I n the great and growing debate over globalization and outsourcing, there are always new arguments from both sides — from those who look upon these recent developments as a boon to the world economy and those who look upon the same developments as certain to bring gloom to the world economy. One of the latest and most novel arguments in favor of the United States keeping its doors open to outsourced goods and services is based on the history of “free trade” within the United States itself.

“We rarely realize,” Virginia Postrel writes in The New York Times, “that the United States is one giant free-trade zone. Businesses can move their plants, investors can move their money, and workers can move themselves from region to region without government permission.” She notes that, in this mini-free-trade world, there has been no race to the bottom. So why should we worry about outsourcing jobs to China, India, Mexico and other countries where wages are a tiny fraction of what they are in the United States?

Actually, at one time Uncle Sam did worry, and with good reason. The textile industry that started in New England had high wage standards. It also had union agreements. So textile corporations decided to “outsource.” They moved their plants, en masse, out of New England and into Dixie, where wages were much lower and where the labor movement was almost helpless in counties where the local governing agencies and their police made life intolerable for a union organizer.

The outsourcing of work by textile companies set an example for other companies originally based in the North, such labor-intensive industries as apparel, shoes, toys and novelties. Indeed, the resulting lowered wages were one cause of the Great Depression.

Then came the New Deal under President Franklin Roosevelt. The Fair Labor Standards Act was passed, establishing a legal floor to wages and a legal limit to the hours of work in a day or week. Hours worked beyond that standard had to be compensated at time-and-a-half. A National Labor Relations Act was passed that encouraged the growth of unions and obliged employers to bargain in good faith with any union selected by a majority of employees. In due time, other universal standards were established. Employers had to contribute to a federal fund and state funds to provide unemployment insurance and social security. Child labor was outlawed. Occupational safety and health standards were established to reduce the hazards of the workplace. And employers were obligated to live under these all-encompassing rules and regulations, no matter where they were in the United States.

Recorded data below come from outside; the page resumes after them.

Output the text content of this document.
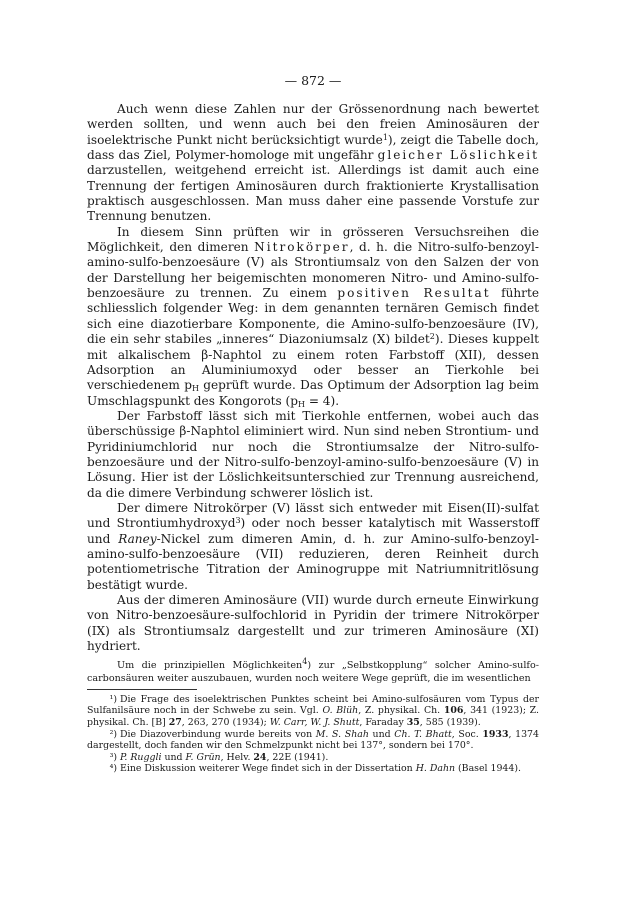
— 872 —

Auch wenn diese Zahlen nur der Grössenordnung nach bewertet werden sollten, und wenn auch bei den freien Aminosäuren der isoelektrische Punkt nicht berücksichtigt wurde$^1$), zeigt die Tabelle doch, dass das Ziel, Polymer-homologe mit ungefähr gleicher Löslichkeit darzustellen, weitgehend erreicht ist. Allerdings ist damit auch eine Trennung der fertigen Aminosäuren durch fraktionierte Krystallisation praktisch ausgeschlossen. Man muss daher eine passende Vorstufe zur Trennung benutzen.

In diesem Sinn prüften wir in grösseren Versuchsreihen die Möglichkeit, den dimeren Nitrokörper, d. h. die Nitro-sulfo-benzoyl-amino-sulfo-benzoesäure (V) als Strontiumsalz von den Salzen der von der Darstellung her beigemischten monomeren Nitro- und Amino-sulfo-benzoesäure zu trennen. Zu einem positiven Resultat führte schliesslich folgender Weg: in dem genannten ternären Gemisch findet sich eine diazotierbare Komponente, die Amino-sulfo-benzoesäure (IV), die ein sehr stabiles „inneres“ Diazoniumsalz (X) bildet$^2$). Dieses kuppelt mit alkalischem β-Naphtol zu einem roten Farbstoff (XII), dessen Adsorption an Aluminiumoxyd oder besser an Tierkohle bei verschiedenem $p_H$ geprüft wurde. Das Optimum der Adsorption lag beim Umschlagspunkt des Kongorots $(p_H = 4)$.

Der Farbstoff lässt sich mit Tierkohle entfernen, wobei auch das überschüssige β-Naphtol eliminiert wird. Nun sind neben Strontium- und Pyridiniumchlorid nur noch die Strontiumsalze der Nitro-sulfo-benzoesäure und der Nitro-sulfo-benzoyl-amino-sulfo-benzoesäure (V) in Lösung. Hier ist der Löslichkeitsunterschied zur Trennung ausreichend, da die dimere Verbindung schwerer löslich ist.

Der dimere Nitrokörper (V) lässt sich entweder mit Eisen(II)-sulfat und Strontiumhydroxyd$^3$) oder noch besser katalytisch mit Wasserstoff und Raney-Nickel zum dimeren Amin, d. h. zur Amino-sulfo-benzoyl-amino-sulfo-benzoesäure (VII) reduzieren, deren Reinheit durch potentiometrische Titration der Aminogruppe mit Natriumnitritlösung bestätigt wurde.

Aus der dimeren Aminosäure (VII) wurde durch erneute Einwirkung von Nitro-benzoesäure-sulfochlorid in Pyridin der trimere Nitrokörper (IX) als Strontiumsalz dargestellt und zur trimeren Aminosäure (XI) hydriert.

Um die prinzipiellen Möglichkeiten$^4$) zur „Selbstkopplung“ solcher Amino-sulfo-carbonsäuren weiter auszubauen, wurden noch weitere Wege geprüft, die im wesentlichen

¹) Die Frage des isoelektrischen Punktes scheint bei Amino-sulfosäuren vom Typus der Sulfanilsäure noch in der Schwebe zu sein. Vgl. O. Blüh, Z. physikal. Ch. 106, 341 (1923); Z. physikal. Ch. [B] 27, 263, 270 (1934); W. Carr, W. J. Shutt, Faraday 35, 585 (1939).

²) Die Diazoverbindung wurde bereits von M. S. Shah und Ch. T. Bhatt, Soc. 1933, 1374 dargestellt, doch fanden wir den Schmelzpunkt nicht bei 137°, sondern bei 170°.

³) P. Ruggli und F. Grün, Helv. 24, 22E (1941).

⁴) Eine Diskussion weiterer Wege findet sich in der Dissertation H. Dahn (Basel 1944).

Thereafter, it was within these enlightened conditions that “free trade” among the states of the United States took place. If similar standards were to be established globally along the American model, would that be in the best interest of America and the other nations of the world? The answer has to be a resounding yes.

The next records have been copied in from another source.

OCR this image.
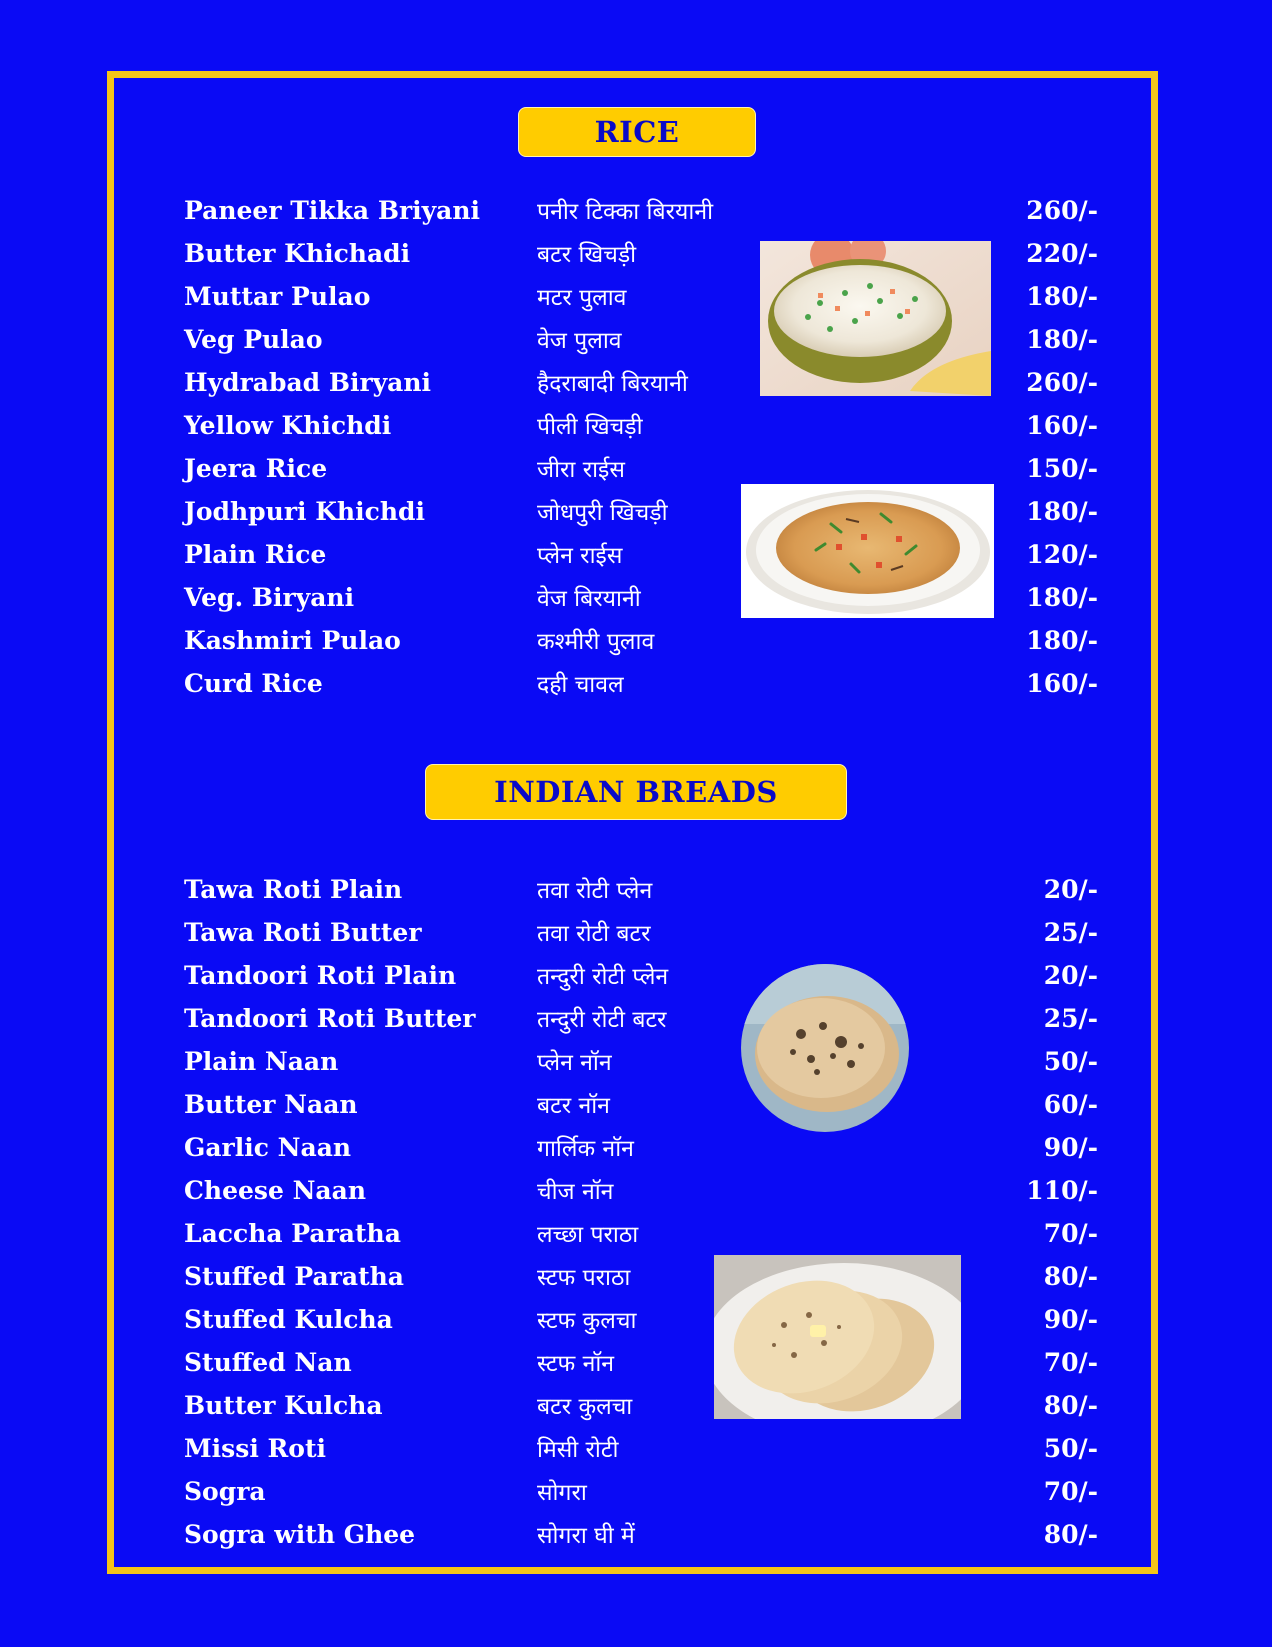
RICE
Paneer Tikka Briyani पनीर टिक्का बिरयानी	260/-
Butter Khichadi	बटर खिचड़ी	220/-
Muttar Pulao	मटर पुलाव	180/-
Veg Pulao	वेज पुलाव	180/-
Hydrabad Biryani	हैदराबादी बिरयानी	260/-
Yellow Khichdi	पीली खिचड़ी	160/-
Jeera Rice	जीरा राईस	150/-
Jodhpuri Khichdi	जोधपुरी खिचड़ी	180/-
Plain Rice	प्लेन राईस	120/-
Veg. Biryani	वेज बिरयानी	180/-
Kashmiri Pulao	कश्मीरी पुलाव	180/-
Curd Rice	दही चावल	160/-
INDIAN BREADS
Tawa Roti Plain	तवा रोटी प्लेन	20/-
Tawa Roti Butter	तवा रोटी बटर	25/-
Tandoori Roti Plain	तन्दुरी रोटी प्लेन	20/-
Tandoori Roti Butter	तन्दुरी रोटी बटर	25/-
Plain Naan	प्लेन नॉन	50/-
Butter Naan	बटर नॉन	60/-
Garlic Naan	गार्लिक नॉन	90/-
Cheese Naan	चीज नॉन	110/-
Laccha Paratha	लच्छा पराठा	70/-
Stuffed Paratha	स्टफ पराठा	80/-
Stuffed Kulcha	स्टफ कुलचा	90/-
Stuffed Nan	स्टफ नॉन	70/-
Butter Kulcha	बटर कुलचा	80/-
Missi Roti	मिसी रोटी	50/-
Sogra	सोगरा	70/-
Sogra with Ghee	सोगरा घी में	80/-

But how can it come to pass? In three steps: The first step is for the United States to get together with the European Union (and perhaps Japan) and agree on a course of action. The second step would be to go the World Trade Organization and urge it to make all future trade agreements contain provisions on labor rights. If the WTO says that this subject is off-limits for them, then we should suggest that the WTO form a partnership with the International Labor Organization, an arm of the United Nations that has been working at a labor-rights code for some eight decades and no doubt would be glad to use the enforcement power of the WTO to bring its proposals to life — and usher in a global New Deal!